融界ドラゴネット −あさおんからはじまる世界融合− 作:桐型枠
椿アリサは、「筆頭」と目される程度に凄腕の開拓者である。
エーテル量では竜族、制御ではエルフといった他の人種に後塵を拝する只人でありながら、それでも「筆頭」の名を得ているのは単なる強さに起因するものではない。彼女の最大の武器は、その即応能力だ。
どれほど厄介な相手にも隙を見出し、どれほど強靭な相手でも勝ち筋を作り出す。術式を即興で創り出すということは、それだけのことを可能にする技能であり異能である。
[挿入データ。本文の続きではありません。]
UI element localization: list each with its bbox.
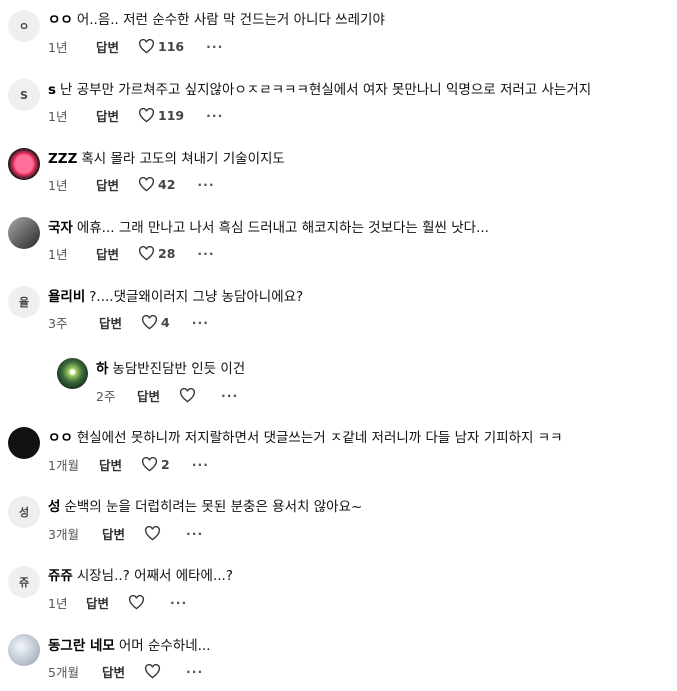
like-button[interactable]: 28: [138, 245, 176, 261]
reply-button[interactable]: 답변: [96, 244, 119, 263]
reply-button[interactable]: 답변: [99, 455, 122, 474]
heart-icon: [142, 314, 158, 329]
comment-text: 순백의 눈을 더럽히려는 못된 분충은 용서치 않아요~: [64, 499, 363, 515]
like-button[interactable]: [144, 525, 164, 541]
more-options-button[interactable]: ···: [192, 457, 209, 472]
comment-author[interactable]: 하: [96, 361, 108, 377]
more-options-button[interactable]: ···: [186, 664, 203, 679]
reply-button[interactable]: 답변: [102, 662, 125, 681]
avatar[interactable]: ㅇ: [8, 10, 40, 42]
avatar[interactable]: [8, 634, 40, 666]
more-options-button[interactable]: ···: [221, 388, 238, 403]
like-button[interactable]: [179, 387, 199, 403]
like-button[interactable]: 116: [138, 38, 185, 54]
heart-icon: [145, 525, 161, 540]
heart-icon: [180, 387, 196, 402]
avatar[interactable]: 율: [8, 286, 40, 318]
reply-button[interactable]: 답변: [96, 106, 119, 125]
comment-author[interactable]: ㅇㅇ: [48, 12, 73, 28]
heart-icon: [145, 663, 161, 678]
comment-time: 1년: [48, 246, 68, 262]
comment-time: 3개월: [48, 526, 79, 542]
like-count: 42: [158, 176, 176, 192]
heart-icon: [129, 594, 145, 609]
like-count: 119: [158, 107, 185, 123]
comment-text: 시장님..? 어째서 에타에...?: [76, 568, 233, 584]
like-count: 4: [161, 314, 170, 330]
avatar[interactable]: [8, 148, 40, 180]
comment-text: 어..음.. 저런 순수한 사람 막 건드는거 아니다 쓰레기야: [76, 12, 385, 28]
like-button[interactable]: 119: [138, 107, 185, 123]
reply-button[interactable]: 답변: [137, 386, 160, 405]
avatar[interactable]: S: [8, 79, 40, 111]
comment-time: 2주: [96, 388, 116, 404]
avatar[interactable]: [8, 427, 40, 459]
comment-time: 1년: [48, 595, 68, 611]
comment-author[interactable]: 욜리비: [48, 289, 85, 305]
like-count: 28: [158, 245, 176, 261]
more-options-button[interactable]: ···: [197, 177, 214, 192]
heart-icon: [142, 456, 158, 471]
more-options-button[interactable]: ···: [186, 526, 203, 541]
comment-time: 3주: [48, 315, 68, 331]
reply-button[interactable]: 답변: [96, 37, 119, 56]
comment-text: 혹시 몰라 고도의 쳐내기 기술이지도: [81, 151, 285, 167]
avatar[interactable]: 쥬: [8, 566, 40, 598]
comment-text: 농담반진담반 인듯 이건: [112, 361, 246, 377]
comment-time: 1개월: [48, 457, 79, 473]
comment-author[interactable]: s: [48, 82, 56, 98]
heart-icon: [139, 38, 155, 53]
heart-icon: [139, 107, 155, 122]
heart-icon: [139, 176, 155, 191]
like-button[interactable]: 42: [138, 176, 176, 192]
comment-text: 현실에선 못하니까 저지랄하면서 댓글쓰는거 ㅈ같네 저러니까 다들 남자 기피…: [76, 430, 563, 446]
comment-author[interactable]: 국자: [48, 220, 73, 236]
comment-text: 에휴... 그래 만나고 나서 흑심 드러내고 해코지하는 것보다는 훨씬 낫다…: [76, 220, 489, 236]
comment-author[interactable]: 동그란 네모: [48, 638, 115, 654]
comment-author[interactable]: 성: [48, 499, 60, 515]
comment-author[interactable]: ZZZ: [48, 151, 77, 167]
comment-time: 1년: [48, 177, 68, 193]
comment-text: ?....댓글왜이러지 그냥 농담아니에요?: [89, 289, 304, 305]
like-button[interactable]: [128, 594, 148, 610]
comment-thread: ㅇ ㅇㅇ 어..음.. 저런 순수한 사람 막 건드는거 아니다 쓰레기야 1년 …: [0, 0, 677, 691]
more-options-button[interactable]: ···: [170, 595, 187, 610]
like-count: 2: [161, 456, 170, 472]
comment-time: 5개월: [48, 664, 79, 680]
like-button[interactable]: 2: [141, 456, 170, 472]
reply-button[interactable]: 답변: [86, 593, 109, 612]
like-button[interactable]: 4: [141, 314, 170, 330]
more-options-button[interactable]: ···: [206, 108, 223, 123]
avatar[interactable]: 성: [8, 496, 40, 528]
comment-time: 1년: [48, 39, 68, 55]
more-options-button[interactable]: ···: [192, 315, 209, 330]
reply-button[interactable]: 답변: [99, 313, 122, 332]
avatar[interactable]: [57, 358, 88, 389]
more-options-button[interactable]: ···: [197, 246, 214, 261]
comment-time: 1년: [48, 108, 68, 124]
comment-text: 어머 순수하네...: [118, 638, 211, 654]
avatar[interactable]: [8, 217, 40, 249]
comment-text: 난 공부만 가르쳐주고 싶지않아ㅇㅈㄹㅋㅋㅋ현실에서 여자 못만나니 익명으로 …: [60, 82, 592, 98]
reply-button[interactable]: 답변: [102, 524, 125, 543]
more-options-button[interactable]: ···: [206, 39, 223, 54]
like-button[interactable]: [144, 663, 164, 679]
reply-button[interactable]: 답변: [96, 175, 119, 194]
comment-author[interactable]: 쥬쥬: [48, 568, 73, 584]
heart-icon: [139, 245, 155, 260]
comment-author[interactable]: ㅇㅇ: [48, 430, 73, 446]
like-count: 116: [158, 38, 185, 54]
彼女はワーカーを断ち切ると共に、そのコックピットに満ちる「大気」を掌握した。
『かッ――――!?』
急激に酸素が失われ、ジスカールの視界が明滅する。意識が薄れ、一瞬彼はワーカーの制御をも手放しかけた。
ワーカーは修復し、肉体は接合した。しかし、動けない。「だからこそ」動けない。ワーカーの気密性を維持している以上、外気の取り込みもまた難しくなってしまっていた。酸欠に追い込まれた肉体が悲鳴を上げている。
(「不死」を……前提にした戦術……!!)
ナルミやグリムのように、一息に敵を消し飛ばせるほどの攻撃ができるならともかく、アリサやディセットはそうした手段をほとんど持っていない。彼らは戦巧者ではあるが、同時に詰将棋のように堅実に敵を追い詰めて打倒していく方向で戦術を練る人間だ、結社と戦うにはやや火力が足りないという自覚もあった。
故に、考え方を変える。殺せないなら、行動不能に追い込んでしまえばいい。
結社メンバーは怪物じみた異能を持つが、それを操る肉体はあくまで人間の枠を出ない。息をすれば食事もする。内臓もあり、精神力も人間のそれ。回復が早く外傷も容易に治るが、ダメージそのものは残る。
極めて「死ににくい」だけならあとは戦いようだ。瞬時に離脱して融合の範囲外に逃れたアリサは、ガルデニアの肩の上で小さく鼻を鳴らした。
「せっかくなら殺しきりたかった」
「物騒すぎるぞお前……」
この女、コックピットに入れたくねぇ。
小さくボヤきながらもそうしないわけにいかず、ディセットは嫌そうな表情を崩さないままハッチを開いた。
「アンタだってそうでしょ」
「そりゃそうだが……」
全速力で戦域を離脱し、付近に落ちてくる隕石を次々と砕く。大半をグリムに任せるような形になっていたためにいくつかは落着しており、その跡には以前アリサたちが見たものと同じ、黒いドーム状の空間が生じていた。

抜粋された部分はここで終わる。